Let $z \in\Bbb{C}^{\times}$ such that $|z^3+\frac{1}{z^3}|\leq 2$. Prove that $|z+\frac{1}{z}|\leq 2$.

My approach :

Since :

$(a^3+b^3)=(a+b)^3-3ab(a+b)$

$\Rightarrow z^3+\frac{1}{z^3}=(z+\frac{1}{z})^3-3(z+\frac{1}{z})$

Now I don't know further about this problem whether or not this will help here.
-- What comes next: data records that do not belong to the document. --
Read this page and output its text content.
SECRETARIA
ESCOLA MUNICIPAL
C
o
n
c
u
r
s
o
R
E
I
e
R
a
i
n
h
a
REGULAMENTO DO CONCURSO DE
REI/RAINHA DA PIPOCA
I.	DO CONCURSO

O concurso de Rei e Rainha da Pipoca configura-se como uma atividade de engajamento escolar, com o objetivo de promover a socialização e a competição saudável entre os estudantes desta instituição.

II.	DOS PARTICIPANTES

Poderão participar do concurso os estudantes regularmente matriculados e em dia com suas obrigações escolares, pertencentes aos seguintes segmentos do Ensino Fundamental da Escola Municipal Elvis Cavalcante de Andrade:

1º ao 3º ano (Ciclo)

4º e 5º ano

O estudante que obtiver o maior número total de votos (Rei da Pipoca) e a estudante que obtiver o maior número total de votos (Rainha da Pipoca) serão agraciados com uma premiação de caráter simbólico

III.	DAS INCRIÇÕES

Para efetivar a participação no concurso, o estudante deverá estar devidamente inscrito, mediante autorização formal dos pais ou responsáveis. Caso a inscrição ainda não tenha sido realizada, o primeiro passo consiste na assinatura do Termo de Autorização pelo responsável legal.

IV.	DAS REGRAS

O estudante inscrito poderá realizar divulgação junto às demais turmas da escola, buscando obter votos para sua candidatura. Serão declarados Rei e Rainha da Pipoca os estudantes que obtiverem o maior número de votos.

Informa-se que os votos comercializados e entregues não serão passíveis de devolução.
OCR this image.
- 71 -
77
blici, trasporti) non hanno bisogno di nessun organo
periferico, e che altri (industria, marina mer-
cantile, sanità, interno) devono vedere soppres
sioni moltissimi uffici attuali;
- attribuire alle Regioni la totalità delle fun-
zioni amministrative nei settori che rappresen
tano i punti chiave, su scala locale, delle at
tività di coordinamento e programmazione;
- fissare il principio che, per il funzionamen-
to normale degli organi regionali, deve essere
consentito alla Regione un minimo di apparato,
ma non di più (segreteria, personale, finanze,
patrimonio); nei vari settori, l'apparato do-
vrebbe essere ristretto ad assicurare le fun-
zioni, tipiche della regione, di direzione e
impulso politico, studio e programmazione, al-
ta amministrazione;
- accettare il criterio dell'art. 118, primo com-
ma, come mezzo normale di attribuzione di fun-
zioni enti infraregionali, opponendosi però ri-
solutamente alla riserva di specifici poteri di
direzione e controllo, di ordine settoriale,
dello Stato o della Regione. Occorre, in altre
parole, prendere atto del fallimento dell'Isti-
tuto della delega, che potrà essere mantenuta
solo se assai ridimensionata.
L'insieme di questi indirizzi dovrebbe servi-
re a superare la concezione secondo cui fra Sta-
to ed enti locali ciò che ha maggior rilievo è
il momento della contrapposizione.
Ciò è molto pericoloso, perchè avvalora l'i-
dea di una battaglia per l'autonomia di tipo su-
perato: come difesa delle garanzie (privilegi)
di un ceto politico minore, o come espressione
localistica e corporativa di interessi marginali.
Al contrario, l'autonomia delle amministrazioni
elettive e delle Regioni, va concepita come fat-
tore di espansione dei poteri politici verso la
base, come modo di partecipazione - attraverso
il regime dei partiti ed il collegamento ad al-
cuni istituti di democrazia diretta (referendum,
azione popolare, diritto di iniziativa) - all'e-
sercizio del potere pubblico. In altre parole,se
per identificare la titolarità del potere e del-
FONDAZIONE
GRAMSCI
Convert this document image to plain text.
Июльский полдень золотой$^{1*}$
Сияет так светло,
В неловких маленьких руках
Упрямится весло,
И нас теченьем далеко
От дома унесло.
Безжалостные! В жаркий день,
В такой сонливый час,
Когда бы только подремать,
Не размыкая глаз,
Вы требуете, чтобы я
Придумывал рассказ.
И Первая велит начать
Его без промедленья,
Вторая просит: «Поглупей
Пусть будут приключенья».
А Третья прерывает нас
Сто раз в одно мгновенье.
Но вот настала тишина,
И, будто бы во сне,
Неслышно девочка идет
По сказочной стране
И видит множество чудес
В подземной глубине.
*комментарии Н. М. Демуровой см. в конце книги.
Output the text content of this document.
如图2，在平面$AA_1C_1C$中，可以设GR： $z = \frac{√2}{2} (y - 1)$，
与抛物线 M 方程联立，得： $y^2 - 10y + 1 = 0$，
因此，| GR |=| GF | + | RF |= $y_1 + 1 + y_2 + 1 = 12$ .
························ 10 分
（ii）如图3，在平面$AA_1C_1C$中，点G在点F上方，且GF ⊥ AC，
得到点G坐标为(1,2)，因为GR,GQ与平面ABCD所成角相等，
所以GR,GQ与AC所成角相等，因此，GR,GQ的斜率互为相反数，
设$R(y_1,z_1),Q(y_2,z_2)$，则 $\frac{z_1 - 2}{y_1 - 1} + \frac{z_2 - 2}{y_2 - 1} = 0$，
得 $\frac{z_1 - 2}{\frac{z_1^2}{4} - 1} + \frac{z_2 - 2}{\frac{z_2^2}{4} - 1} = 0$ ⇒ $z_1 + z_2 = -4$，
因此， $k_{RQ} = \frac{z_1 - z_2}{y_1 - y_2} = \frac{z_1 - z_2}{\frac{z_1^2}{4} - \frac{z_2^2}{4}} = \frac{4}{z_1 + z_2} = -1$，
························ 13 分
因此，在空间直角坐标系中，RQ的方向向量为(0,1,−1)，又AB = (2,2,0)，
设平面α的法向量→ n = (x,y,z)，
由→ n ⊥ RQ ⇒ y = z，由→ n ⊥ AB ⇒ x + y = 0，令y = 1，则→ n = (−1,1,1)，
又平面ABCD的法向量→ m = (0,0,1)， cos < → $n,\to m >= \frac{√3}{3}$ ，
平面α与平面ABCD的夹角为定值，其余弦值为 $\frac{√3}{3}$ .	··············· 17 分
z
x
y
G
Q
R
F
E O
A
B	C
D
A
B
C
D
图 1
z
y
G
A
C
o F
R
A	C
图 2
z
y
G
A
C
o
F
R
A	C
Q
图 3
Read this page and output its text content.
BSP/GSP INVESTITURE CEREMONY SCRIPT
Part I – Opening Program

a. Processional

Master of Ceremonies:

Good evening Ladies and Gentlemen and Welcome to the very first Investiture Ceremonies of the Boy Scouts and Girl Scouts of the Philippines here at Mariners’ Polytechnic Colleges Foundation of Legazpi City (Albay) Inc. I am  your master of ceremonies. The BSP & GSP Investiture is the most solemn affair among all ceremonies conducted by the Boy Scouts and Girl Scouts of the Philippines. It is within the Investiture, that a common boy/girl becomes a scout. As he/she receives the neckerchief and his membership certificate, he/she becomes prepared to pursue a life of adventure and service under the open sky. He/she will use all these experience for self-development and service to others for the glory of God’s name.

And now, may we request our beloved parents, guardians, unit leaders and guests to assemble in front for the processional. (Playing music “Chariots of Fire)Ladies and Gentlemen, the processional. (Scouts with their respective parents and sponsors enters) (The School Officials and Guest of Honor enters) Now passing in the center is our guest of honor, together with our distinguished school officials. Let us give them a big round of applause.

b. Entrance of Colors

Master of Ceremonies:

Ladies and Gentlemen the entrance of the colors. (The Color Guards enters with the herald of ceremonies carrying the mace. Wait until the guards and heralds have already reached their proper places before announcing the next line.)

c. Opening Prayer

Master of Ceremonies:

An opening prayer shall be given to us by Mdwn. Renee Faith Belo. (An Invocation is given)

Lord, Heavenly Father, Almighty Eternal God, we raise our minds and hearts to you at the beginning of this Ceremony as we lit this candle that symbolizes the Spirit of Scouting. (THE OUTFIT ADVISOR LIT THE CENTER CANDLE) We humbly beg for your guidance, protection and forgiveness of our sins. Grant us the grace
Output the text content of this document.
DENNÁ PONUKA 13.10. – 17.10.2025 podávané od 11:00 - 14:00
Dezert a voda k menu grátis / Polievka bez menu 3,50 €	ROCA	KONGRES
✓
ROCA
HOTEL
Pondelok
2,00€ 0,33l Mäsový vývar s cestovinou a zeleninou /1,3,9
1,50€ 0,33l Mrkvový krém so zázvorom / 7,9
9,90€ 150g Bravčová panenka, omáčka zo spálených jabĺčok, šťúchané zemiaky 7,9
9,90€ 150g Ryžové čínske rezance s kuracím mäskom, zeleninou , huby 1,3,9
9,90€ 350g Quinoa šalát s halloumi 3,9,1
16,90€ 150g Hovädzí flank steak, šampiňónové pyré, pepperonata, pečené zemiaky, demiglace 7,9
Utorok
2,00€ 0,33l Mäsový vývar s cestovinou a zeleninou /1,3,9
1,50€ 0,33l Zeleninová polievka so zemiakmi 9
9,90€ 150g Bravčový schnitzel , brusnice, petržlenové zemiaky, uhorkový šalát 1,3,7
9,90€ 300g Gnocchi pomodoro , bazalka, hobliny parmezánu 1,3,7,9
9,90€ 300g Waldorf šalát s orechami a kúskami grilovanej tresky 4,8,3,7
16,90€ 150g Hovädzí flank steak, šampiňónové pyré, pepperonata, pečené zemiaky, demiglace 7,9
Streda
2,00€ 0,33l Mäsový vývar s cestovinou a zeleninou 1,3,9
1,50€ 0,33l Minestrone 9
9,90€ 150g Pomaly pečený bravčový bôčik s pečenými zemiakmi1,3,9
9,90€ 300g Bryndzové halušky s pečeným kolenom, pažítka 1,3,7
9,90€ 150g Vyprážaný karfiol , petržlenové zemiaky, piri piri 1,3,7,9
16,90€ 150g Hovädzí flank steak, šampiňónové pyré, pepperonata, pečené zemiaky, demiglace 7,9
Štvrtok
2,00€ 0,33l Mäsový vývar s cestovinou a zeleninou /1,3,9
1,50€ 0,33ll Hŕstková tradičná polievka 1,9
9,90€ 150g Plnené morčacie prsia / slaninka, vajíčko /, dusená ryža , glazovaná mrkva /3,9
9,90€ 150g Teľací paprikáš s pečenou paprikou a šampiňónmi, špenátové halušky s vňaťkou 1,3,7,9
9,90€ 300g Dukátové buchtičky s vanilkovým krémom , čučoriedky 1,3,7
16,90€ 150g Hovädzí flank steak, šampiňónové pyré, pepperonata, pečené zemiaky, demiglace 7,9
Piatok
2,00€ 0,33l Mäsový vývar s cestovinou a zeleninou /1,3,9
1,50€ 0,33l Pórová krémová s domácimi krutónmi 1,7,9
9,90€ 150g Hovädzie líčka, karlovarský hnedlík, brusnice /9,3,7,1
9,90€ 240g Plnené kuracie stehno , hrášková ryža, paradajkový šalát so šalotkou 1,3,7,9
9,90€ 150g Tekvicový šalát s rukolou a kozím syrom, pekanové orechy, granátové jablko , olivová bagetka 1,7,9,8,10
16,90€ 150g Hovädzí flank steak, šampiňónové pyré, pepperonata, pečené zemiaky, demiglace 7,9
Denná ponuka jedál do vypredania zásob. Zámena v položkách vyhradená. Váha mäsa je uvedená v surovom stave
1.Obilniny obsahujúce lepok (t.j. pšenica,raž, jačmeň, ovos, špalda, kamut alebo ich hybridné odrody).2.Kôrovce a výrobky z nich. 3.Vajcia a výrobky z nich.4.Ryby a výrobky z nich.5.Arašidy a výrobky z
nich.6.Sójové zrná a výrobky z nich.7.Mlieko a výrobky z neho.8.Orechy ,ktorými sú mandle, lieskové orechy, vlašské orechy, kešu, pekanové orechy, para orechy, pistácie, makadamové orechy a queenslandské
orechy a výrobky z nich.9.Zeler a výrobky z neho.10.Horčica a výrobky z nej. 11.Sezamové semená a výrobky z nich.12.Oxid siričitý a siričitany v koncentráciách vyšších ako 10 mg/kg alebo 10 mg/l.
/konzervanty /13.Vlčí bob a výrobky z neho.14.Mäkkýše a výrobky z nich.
Please guide to solve this problem will be of great help, thanks.

Answer 1

You are on the right path; you have shown that $$\left(z+\tfrac{1}{z}\right)^3=z^3+\tfrac{1}{z^3}+3\left(z+\tfrac{1}{z}\right).$$ Taking norms it follows from the triangle inequality that $$\left|\left(z+\tfrac{1}{z}\right)^3\right|=\left|z^3+\tfrac{1}{z^3}+3\left(z+\tfrac{1}{z}\right)\right|\leq\left|z^3+\tfrac{1}{z^3}\right|+\left|3\left(z+\tfrac{1}{z}\right)\right|,$$ and rewriting and rearranging the terms a bit yields $$\left|z+\tfrac{1}{z}\right|\cdot\left(\left|z+\tfrac{1}{z}\right|^2-3\right)\leq\left|z^3+\tfrac{1}{z^3}\right|\leq2.$$ Let $x:=\left|z+\tfrac{1}{z}\right|$ so that we above becomes $x\cdot(x^2-3)\leq2$, or equivalently $x^3-3x-2\leq0$. Using the rational root test if you like, it's easy to see that $x^3-3x-2=(x-2)(x+1)^2$, from which it follows that $x\leq2$ as desired.

Answer 2

You have $(z+\frac{1}{z})^3-3(z+\frac{1}{z})=z^3+\frac{1}{z^3}$, and $\left|(z+\frac{1}{z})^3-3(z+\frac{1}{z})\right|=\left|z+\frac{1}{z}\right|\cdot\left|(z+\frac{1}{z})^2-3\right|$.

Hence if $\left|z+\frac{1}{z}\right|>2$, then $\left|z^3+\frac{1}{z^3}\right|>2\cdot(4-3)=2$. Contradiction.